All or Nothing Results
On Wednesday midday, April 22, 2026, in the Wisconsin All or Nothing draw, 02 04 05 06 07 09 13 15 17 19 21 returned after days out of the results in the Wisconsin draw record. The gap sits outside typical spacing even without cadence benchmarks.
Winning numbers for 2 draws on April 22, 2026 in Wisconsin.
Draw times: D, Evening.
Our take on the All or Nothing results
April 22, 2026All or Nothing report — Wednesday midday, April 22, 2026: 02 04 05 06 07 09 13 15 17 19 21 shows a notable pattern
On Wednesday midday, April 22, 2026, in the Wisconsin All or Nothing draw, 02 04 05 06 07 09 13 15 17 19 21 returned after days out of the results in the Wisconsin draw record. The gap sits outside typical spacing even without cadence benchmarks.
Overview
On Wednesday midday, April 22, 2026, in the Wisconsin All or Nothing draw, 02 04 05 06 07 09 13 15 17 19 21 returned after days out of the results in the Wisconsin draw record. The gap sits outside typical spacing even without cadence benchmarks.
Combo Profile
From a number-profile view, this sequence lands on 11 distinct numbers with no repeats in the pattern. Its range is 2 to 21 with a wide spread.
Why Droughts Matter
Extended absences are best treated as context, not prescriptive - they mark how variance accumulates over long samples. They provide a clean read on long-run variance.
Data Notes
As documented: this report records results recorded for Wednesday midday, April 22, 2026 and compares them to historical cadence. It is context-focused, not predictive.
From Stepzero
The core idea: this series is meant to maintain continuity across the record as a reliable record for analysts. The aim is context, not a call to action.
Additional Context
Record-keeping at scale becomes the foundation for analysis. Each outcome, whether typical or unusual, contributes to the stability and clarity of the long-run picture.

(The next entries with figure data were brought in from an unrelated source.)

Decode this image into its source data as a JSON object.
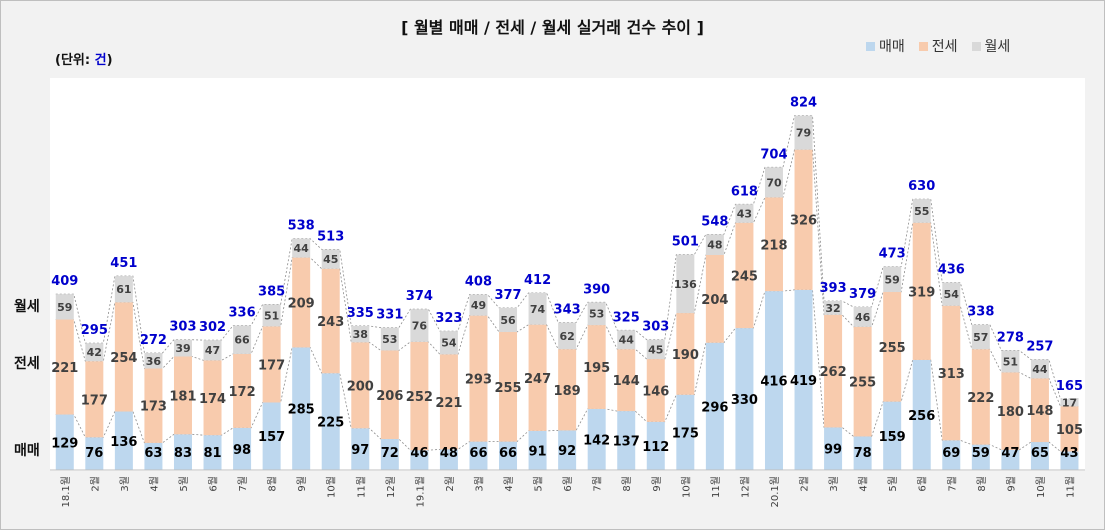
{
  "chart_data": {
    "type": "bar",
    "stacked": true,
    "title": "[ 월별 매매 / 전세 / 월세 실거래 건수 추이 ]",
    "unit_label": {
      "prefix": "(단위: ",
      "unit": "건",
      "suffix": ")"
    },
    "categories": [
      "18.1",
      "2",
      "3",
      "4",
      "5",
      "6",
      "7",
      "8",
      "9",
      "10",
      "11",
      "12",
      "19.1",
      "2",
      "3",
      "4",
      "5",
      "6",
      "7",
      "8",
      "9",
      "10",
      "11",
      "12",
      "20.1",
      "2",
      "3",
      "4",
      "5",
      "6",
      "7",
      "8",
      "9",
      "10",
      "11"
    ],
    "x_suffix": "월",
    "series": [
      {
        "name": "매매",
        "color": "#bdd7ee",
        "values": [
          129,
          76,
          136,
          63,
          83,
          81,
          98,
          157,
          285,
          225,
          97,
          72,
          46,
          48,
          66,
          66,
          91,
          92,
          142,
          137,
          112,
          175,
          296,
          330,
          416,
          419,
          99,
          78,
          159,
          256,
          69,
          59,
          47,
          65,
          43
        ]
      },
      {
        "name": "전세",
        "color": "#f8cbad",
        "values": [
          221,
          177,
          254,
          173,
          181,
          174,
          172,
          177,
          209,
          243,
          200,
          206,
          252,
          221,
          293,
          255,
          247,
          189,
          195,
          144,
          146,
          190,
          204,
          245,
          218,
          326,
          262,
          255,
          255,
          319,
          313,
          222,
          180,
          148,
          105
        ]
      },
      {
        "name": "월세",
        "color": "#d9d9d9",
        "values": [
          59,
          42,
          61,
          36,
          39,
          47,
          66,
          51,
          44,
          45,
          38,
          53,
          76,
          54,
          49,
          56,
          74,
          62,
          53,
          44,
          45,
          136,
          48,
          43,
          70,
          79,
          32,
          46,
          59,
          55,
          54,
          57,
          51,
          44,
          17
        ]
      }
    ],
    "totals": [
      409,
      295,
      451,
      272,
      303,
      302,
      336,
      385,
      538,
      513,
      335,
      331,
      374,
      323,
      408,
      377,
      412,
      343,
      390,
      325,
      303,
      501,
      548,
      618,
      704,
      824,
      393,
      379,
      473,
      630,
      436,
      338,
      278,
      257,
      165
    ],
    "side_labels": [
      "월세",
      "전세",
      "매매"
    ],
    "legend": [
      "매매",
      "전세",
      "월세"
    ],
    "legend_position": "top-right",
    "total_color": "#0000cc",
    "grid": false
  }
}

Record-keeping at scale becomes the foundation for analysis. Each outcome, whether typical or unusual, contributes to the stability and clarity of the long-run picture.
Distribution analysis depends on consistent documentation. Each draw updates the record, allowing analysts to test whether deviations persist, reverse, or revert to expected ranges.
Adding to the Long-Term Record
Over the broader record, this return adds one more entry to the record. The accumulation, not any single draw, builds reliability.